“Mom, What’s a Sin?”
Dani Shapiro tackles her child’s faith questions – from her book, Devotion.
by Dani Shapiro
February 9, 2010
acob ran ahead of us toward the wooded banks of the Shepaug River, holding a hunk of bread in his small hands. There were perhaps twenty of us – mostly people I didn’t know – at this Connecticut nature preserve. We must have been an odd site; an assortment of adults and children, dressed more nicely than a walk in the country would seem to call for, carrying bits of bread.
It was the first day of Rosh Hashanah, and many years had passed since I had last set foot in a synagogue, much less participated in this ritual called tashlich, which follows the long Rosh Hashanah service. Tamara, the spiritual leader (not a rabbi) of this loosely formed coalition of Jews, gathered us around her with quiet authority. She passed around copies of the tashlich verse from Samuel 7:6 and we read aloud:
Who is like You, God, who removes iniquity and overlooks transgerssion of the remainder of His inheritance … He will be merciful to us … He will cast them into the depths of the sea.
Which is why we were there – to cast our sins into a moving body of water by tossing our bits of bread into the slow-moving trickle until it carried them away.
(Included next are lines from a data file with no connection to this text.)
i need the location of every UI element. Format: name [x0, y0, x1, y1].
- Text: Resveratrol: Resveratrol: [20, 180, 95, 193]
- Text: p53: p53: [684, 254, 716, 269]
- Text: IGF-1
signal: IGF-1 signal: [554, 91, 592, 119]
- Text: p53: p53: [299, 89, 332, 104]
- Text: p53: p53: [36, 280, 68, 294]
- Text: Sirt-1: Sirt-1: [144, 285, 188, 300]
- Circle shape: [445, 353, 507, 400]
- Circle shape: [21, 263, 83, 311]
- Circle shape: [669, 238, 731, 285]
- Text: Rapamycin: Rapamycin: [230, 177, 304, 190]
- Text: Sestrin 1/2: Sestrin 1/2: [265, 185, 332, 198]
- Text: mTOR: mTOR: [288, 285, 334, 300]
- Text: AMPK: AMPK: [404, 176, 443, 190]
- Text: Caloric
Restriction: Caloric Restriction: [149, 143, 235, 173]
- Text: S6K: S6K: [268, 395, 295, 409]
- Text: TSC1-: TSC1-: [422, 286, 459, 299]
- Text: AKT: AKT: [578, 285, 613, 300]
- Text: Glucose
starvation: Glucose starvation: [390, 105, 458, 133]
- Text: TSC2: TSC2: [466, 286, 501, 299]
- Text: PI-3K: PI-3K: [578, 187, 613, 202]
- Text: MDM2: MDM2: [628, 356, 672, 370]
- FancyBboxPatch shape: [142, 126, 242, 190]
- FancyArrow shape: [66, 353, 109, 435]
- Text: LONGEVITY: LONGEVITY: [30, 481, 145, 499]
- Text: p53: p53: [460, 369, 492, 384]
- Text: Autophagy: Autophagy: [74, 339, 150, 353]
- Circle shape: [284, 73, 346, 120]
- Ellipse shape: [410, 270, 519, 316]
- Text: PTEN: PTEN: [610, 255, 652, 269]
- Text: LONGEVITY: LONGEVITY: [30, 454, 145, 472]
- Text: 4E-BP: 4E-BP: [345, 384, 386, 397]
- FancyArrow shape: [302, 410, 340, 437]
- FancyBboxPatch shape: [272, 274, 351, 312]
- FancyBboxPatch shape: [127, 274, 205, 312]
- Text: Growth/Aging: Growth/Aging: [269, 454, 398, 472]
I pictured small, sodden, radioactive morsels floating downstream.
I joined Jacob at the riverbank. In the car, I had tried to explain what we were doing but I hadn’t done a very good job of it.
“What’s a sin?” Jacob now asked.
It was one of those Mommy-needs-to-get-it-right questions. There had been so many of them, lately; Where is God? Does he exist? How come I can’t see him? Can he see me?
“Sin is a big word,” I said. “Why don’t we think of it as things we’d like to do better in the coming year.”
Even as the words came out of my mouth, they felt inadequate. I was play-acting the park of a spiritually inclined wife and mother who had cajoled her husband and son into their good clothes so that we could enact a ritual so distant from our daily lives that we might as well have been kneeling at a Buddhist temple or Catholic church.
I closed my eyes and breathed in the sharp scent of the river.
With a single word, I felt hot tears backing up. I was instantly lost in the place I always found myself during the rare times I summoned up the nerve to reach back and grasp for a bit of the tradition I grew up with. Numb, weepy, deeply alive, fighting it, fighting myself and the long line of ancestors waiting their turn, there to tell me that no matter how I’d like to think otherwise, this day was important.
I tossed a few crumbs in.
I want to do better.
I wanted to be a better mother, wife, writer, teacher, person, member of society. I wanted to eat better, have more patience, drink more water. There was no end to my desire for self-improvement. But was this what I meant?
Jacob squeezed his eyes shut and tossed the first bit of bread into the water.
“Can you tell what I wished for, Mommy?”
“Oh, honey, it’s not supposed to be a – ”
But then I stopped. What was the desire to let something go, if not a wish?
“I wished for that remote-controlled helicopter,” Jacob said.
I looked at my little blond-haired, blue-eyed boy in his navy blue blazer and khakis. Please. The word came to me once more. It seemed to emerge from some deep and hollow cavern. I threw my last morsel of bread away, then turned from the river.